The principal indications for parenteral alimentation are found in seriously ill patients suffering from malnutrition, sepsis, or trauma when use of the GI tract for feedings is not possible. In some instances, intravenous nutrition may be used to supplement inadequate oral intake. The safe and successful use of this regimen requires proper selection of patients with specific nutritional needs, experience with the technique, and an awareness of the associated complications. The fundamental goals are to provide sufficient calories and nitrogen substrate to promote tissue repair and to maintain the integrity or growth of lean tissue mass. Listed below are situations in which parenteral nutrition has been used in an effort to achieve these goals. Indications 1 and 2 below usually are used exclusively for intravenous nutrition. Indications 3 to 13 might be appropriate for enteral or parenteral nutrition.

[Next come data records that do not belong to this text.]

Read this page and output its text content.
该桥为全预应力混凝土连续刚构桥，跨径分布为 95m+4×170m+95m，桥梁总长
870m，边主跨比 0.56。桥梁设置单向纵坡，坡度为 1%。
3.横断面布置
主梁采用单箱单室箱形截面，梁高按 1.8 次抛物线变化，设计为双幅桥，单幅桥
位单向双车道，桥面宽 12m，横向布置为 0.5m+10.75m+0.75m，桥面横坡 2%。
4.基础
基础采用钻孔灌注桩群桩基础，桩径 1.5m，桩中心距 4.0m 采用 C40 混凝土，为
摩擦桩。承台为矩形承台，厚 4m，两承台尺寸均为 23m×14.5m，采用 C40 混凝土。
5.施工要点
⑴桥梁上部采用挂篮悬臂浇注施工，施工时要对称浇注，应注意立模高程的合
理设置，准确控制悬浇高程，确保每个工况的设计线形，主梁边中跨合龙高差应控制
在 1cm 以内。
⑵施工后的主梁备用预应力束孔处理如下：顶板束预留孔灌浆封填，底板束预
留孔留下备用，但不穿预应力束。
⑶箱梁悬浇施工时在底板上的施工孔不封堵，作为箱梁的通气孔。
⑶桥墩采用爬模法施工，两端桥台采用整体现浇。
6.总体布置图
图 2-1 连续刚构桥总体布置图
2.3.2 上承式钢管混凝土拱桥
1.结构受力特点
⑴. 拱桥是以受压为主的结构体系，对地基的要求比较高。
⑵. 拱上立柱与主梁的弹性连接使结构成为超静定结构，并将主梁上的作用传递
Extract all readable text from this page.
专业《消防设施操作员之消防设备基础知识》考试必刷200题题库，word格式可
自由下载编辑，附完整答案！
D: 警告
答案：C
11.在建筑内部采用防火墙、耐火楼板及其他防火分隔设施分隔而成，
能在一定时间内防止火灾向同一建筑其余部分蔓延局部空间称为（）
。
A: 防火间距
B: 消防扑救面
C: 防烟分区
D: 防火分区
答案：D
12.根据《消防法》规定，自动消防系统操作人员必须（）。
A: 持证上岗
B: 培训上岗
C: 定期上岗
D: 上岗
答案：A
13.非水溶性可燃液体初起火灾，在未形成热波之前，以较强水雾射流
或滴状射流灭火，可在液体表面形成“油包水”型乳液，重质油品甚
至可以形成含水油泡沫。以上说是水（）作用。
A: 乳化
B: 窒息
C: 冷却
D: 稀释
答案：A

  1. Newborn infants with catastrophic GI anomalies such as tracheoesophageal fistula, gastroschisis, omphalocele, or massive intestinal atresia
  2. Infants who fail to thrive nonspecifically or secondarily to GI insufficiency associated with the short-bowel syndrome, malabsorption, enzyme deficiency, meconium ileus, or idiopathic diarrhea
  3. Adult patients with short-bowel syndrome secondary to massive small-bowel resection or enteroenteric, enterocolic, enterovesical, or enterocutaneous fistulas
  4. Patients with high alimentary tract obstructions without vascular compromise secondary to achalasia, stricture, or neoplasia of the esophagus, gastric carcinoma, or pyloric obstruction
  5. Surgical patients with prolonged paralytic ileus after major operations, multiple injuries, or blunt or open abdominal trauma or patients with reflex ileus complicating various medical diseases
  6. Patients with normal bowel length but with malabsorption secondary to sprue, hypoproteinemia, enzyme or pancreatic insufficiency, regional enteritis, or ulcerative colitis
  7. Adult patients with functional GI disorders such as esophageal dyskinesia after cerebrovascular accident, idiopathic diarrhea, psychogenic vomiting, or anorexia nervosa
  8. Patients who cannot ingest food or who regurgitate and aspirate oral or tube feedings because of depressed or obtunded sensorium after severe metabolic derangements, neurologic disorders, intracranial surgery, or central nervous system trauma
  9. Patients with excessive metabolic requirements secondary to severe trauma such as extensive full-thickness burns, major fractures, or soft tissue injuries
  10. Patients with granulomatous colitis, ulcerative colitis, and tuberculous enteritis in whom major portions of the absorptive mucosa are diseased
  11. Paraplegics, quadriplegics, or debilitated patients with indolent decubitus ulcers in the pelvic areas, particularly when soilage and fecal contamination are a problem
  12. Patients with malignancy, with or without cachexia, in whom malnutrition might jeopardize successful delivery of a therapeutic option
  13. Patients with potentially reversible acute renal failure, in whom marked catabolism results in the liberation of intracellular anions and cations, inducing hyperkalemia, hypermagnesemia, and hyperphosphatemia

Contraindications to hyperalimentation include the following:

  1. Lack of a specific goal for patient management or when, instead of extending a meaningful life, inevitable dying is prolonged
  2. Periods of cardiovascular instability or severe metabolic derangement requiring control or correction before attempting hypertonic intravenous feeding
  3. Feasible GI feeding (In the vast majority of instances, this is the best route by which to provide nutrition.)
  4. Patients in good nutritional status, in whom only short-term parenteral nutrition support is required or anticipated
  5. Infants with less than 8 cm of small bowel, since virtually all have been unable to adapt sufficiently despite prolonged periods of parenteral nutrition
  6. Patients who are irreversibly decerebrate or otherwise dehumanized

For a more detailed discussion, see Lin E, Lowry SF, and Calvano SE: The Systemic Response to Injury, chap. 1 in Principles of Surgery, 7th ed.